MCP is an open, client–server protocol that standardizes how AI applications connect to external tools, data, and context — the same way regardless of which model is driving. An MCP server exposes tools (functions the model can call), resources (data it can read), and prompts (reusable templates), and any MCP-aware agent can discover and use them through a uniform interface. It's often described as the USB-C of AI integrations: build a server for your database or internal API once, and it works with every client that speaks the protocol instead of needing bespoke glue per model.

How do you secure an MCP server?

Treat an MCP server as a security surface, not just an integration, because it bridges a non-deterministic model and your real systems. Give each server least-privilege, scoped credentials so a successful prompt injection can't inherit god-mode access, and put consequential or irreversible actions behind a human approval gate. Enforce authorization at the server on every call rather than trusting a prompt instruction, validate all inputs as if they came from an attacker, and keep an audit log of every tool invocation.
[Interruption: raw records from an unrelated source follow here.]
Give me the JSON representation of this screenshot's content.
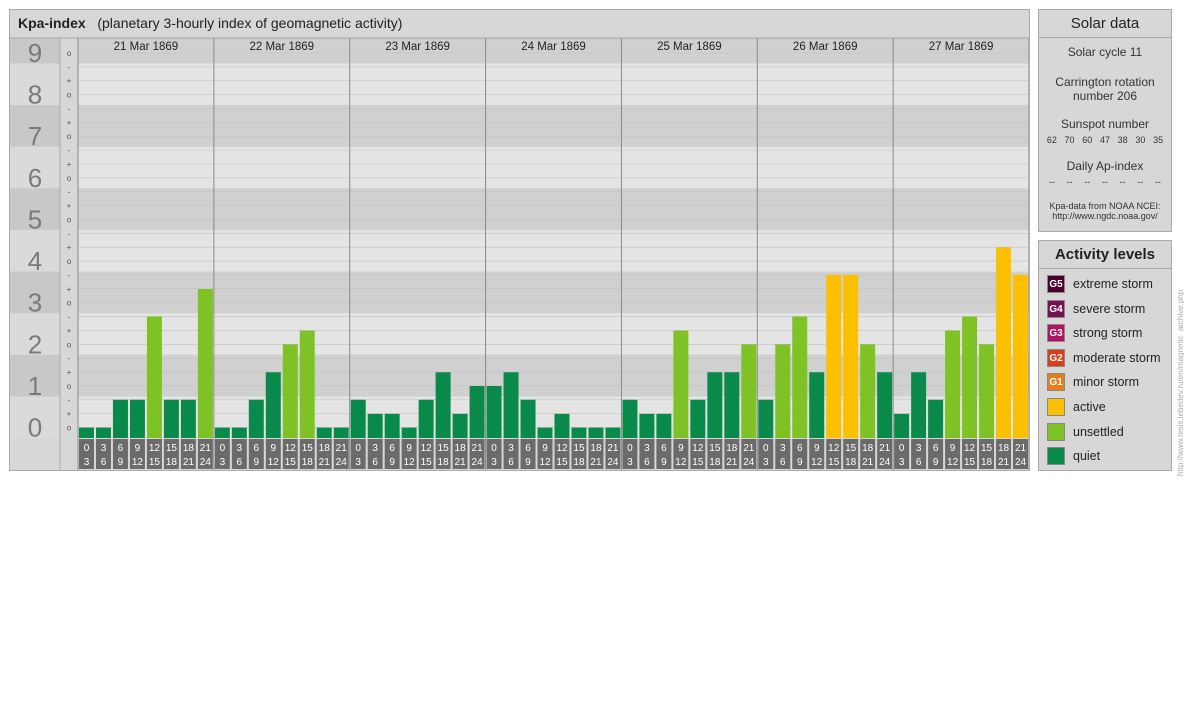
{
  "header": {
    "title": "Kpa-index",
    "subtitle": "(planetary 3-hourly index of geomagnetic activity)"
  },
  "chart_data": {
    "type": "bar",
    "title": "Kpa-index",
    "subtitle": "(planetary 3-hourly index of geomagnetic activity)",
    "ylim": [
      0,
      9
    ],
    "y_ticks": [
      "0",
      "1",
      "2",
      "3",
      "4",
      "5",
      "6",
      "7",
      "8",
      "9"
    ],
    "y_subticks": [
      "o",
      "-",
      "+"
    ],
    "days": [
      "21 Mar 1869",
      "22 Mar 1869",
      "23 Mar 1869",
      "24 Mar 1869",
      "25 Mar 1869",
      "26 Mar 1869",
      "27 Mar 1869"
    ],
    "interval_start_hours": [
      "0",
      "3",
      "6",
      "9",
      "12",
      "15",
      "18",
      "21"
    ],
    "interval_end_hours": [
      "3",
      "6",
      "9",
      "12",
      "15",
      "18",
      "21",
      "24"
    ],
    "values": [
      [
        0.0,
        0.0,
        0.67,
        0.67,
        2.67,
        0.67,
        0.67,
        3.33
      ],
      [
        0.0,
        0.0,
        0.67,
        1.33,
        2.0,
        2.33,
        0.0,
        0.0
      ],
      [
        0.67,
        0.33,
        0.33,
        0.0,
        0.67,
        1.33,
        0.33,
        1.0
      ],
      [
        1.0,
        1.33,
        0.67,
        0.0,
        0.33,
        0.0,
        0.0,
        0.0
      ],
      [
        0.67,
        0.33,
        0.33,
        2.33,
        0.67,
        1.33,
        1.33,
        2.0
      ],
      [
        0.67,
        2.0,
        2.67,
        1.33,
        3.67,
        3.67,
        2.0,
        1.33
      ],
      [
        0.33,
        1.33,
        0.67,
        2.33,
        2.67,
        2.0,
        4.33,
        3.67
      ]
    ],
    "color_thresholds": [
      {
        "max": 2.99,
        "level": "quiet-unsettled"
      },
      {
        "min": 3.0,
        "max": 4.99,
        "level": "active"
      }
    ],
    "colors": {
      "quiet": "#0a8a4a",
      "unsettled": "#7ec226",
      "active": "#fbc000",
      "minor storm": "#e87d1e",
      "moderate storm": "#d93e1d",
      "strong storm": "#b2135f",
      "severe storm": "#761251",
      "extreme storm": "#4d0029"
    }
  },
  "solar": {
    "title": "Solar data",
    "cycle": "Solar cycle 11",
    "carrington_line1": "Carrington rotation",
    "carrington_line2": "number 206",
    "sunspot_title": "Sunspot number",
    "sunspots": [
      "62",
      "70",
      "60",
      "47",
      "38",
      "30",
      "35"
    ],
    "ap_title": "Daily Ap-index",
    "ap_values": [
      "--",
      "--",
      "--",
      "--",
      "--",
      "--",
      "--"
    ],
    "source_line1": "Kpa-data from NOAA NCEI:",
    "source_line2": "http://www.ngdc.noaa.gov/"
  },
  "legend": {
    "title": "Activity levels",
    "items": [
      {
        "badge": "G5",
        "label": "extreme storm",
        "color": "#4d0029"
      },
      {
        "badge": "G4",
        "label": "severe storm",
        "color": "#761251"
      },
      {
        "badge": "G3",
        "label": "strong storm",
        "color": "#b2135f"
      },
      {
        "badge": "G2",
        "label": "moderate storm",
        "color": "#d93e1d"
      },
      {
        "badge": "G1",
        "label": "minor storm",
        "color": "#e87d1e"
      },
      {
        "badge": "",
        "label": "active",
        "color": "#fbc000"
      },
      {
        "badge": "",
        "label": "unsettled",
        "color": "#7ec226"
      },
      {
        "badge": "",
        "label": "quiet",
        "color": "#0a8a4a"
      }
    ]
  },
  "credit": "http://www.tesis.lebedev.ru/en/magnetic_archive.php"
}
When should you use MCP versus RAG for an AI feature?

Use MCP when an agent needs to take actions or reach live systems — query a database, file a ticket, call an internal service. Use RAG when your real need is grounding answers in a knowledge base; MCP might be how the agent reaches the retriever, but it isn't a replacement for retrieval itself. MCP fixes the integration layer that used to be N×M bespoke adapters, but it doesn't make a weak agent smart — the reasoning about when and why to call a tool still lives in the model and your agent design.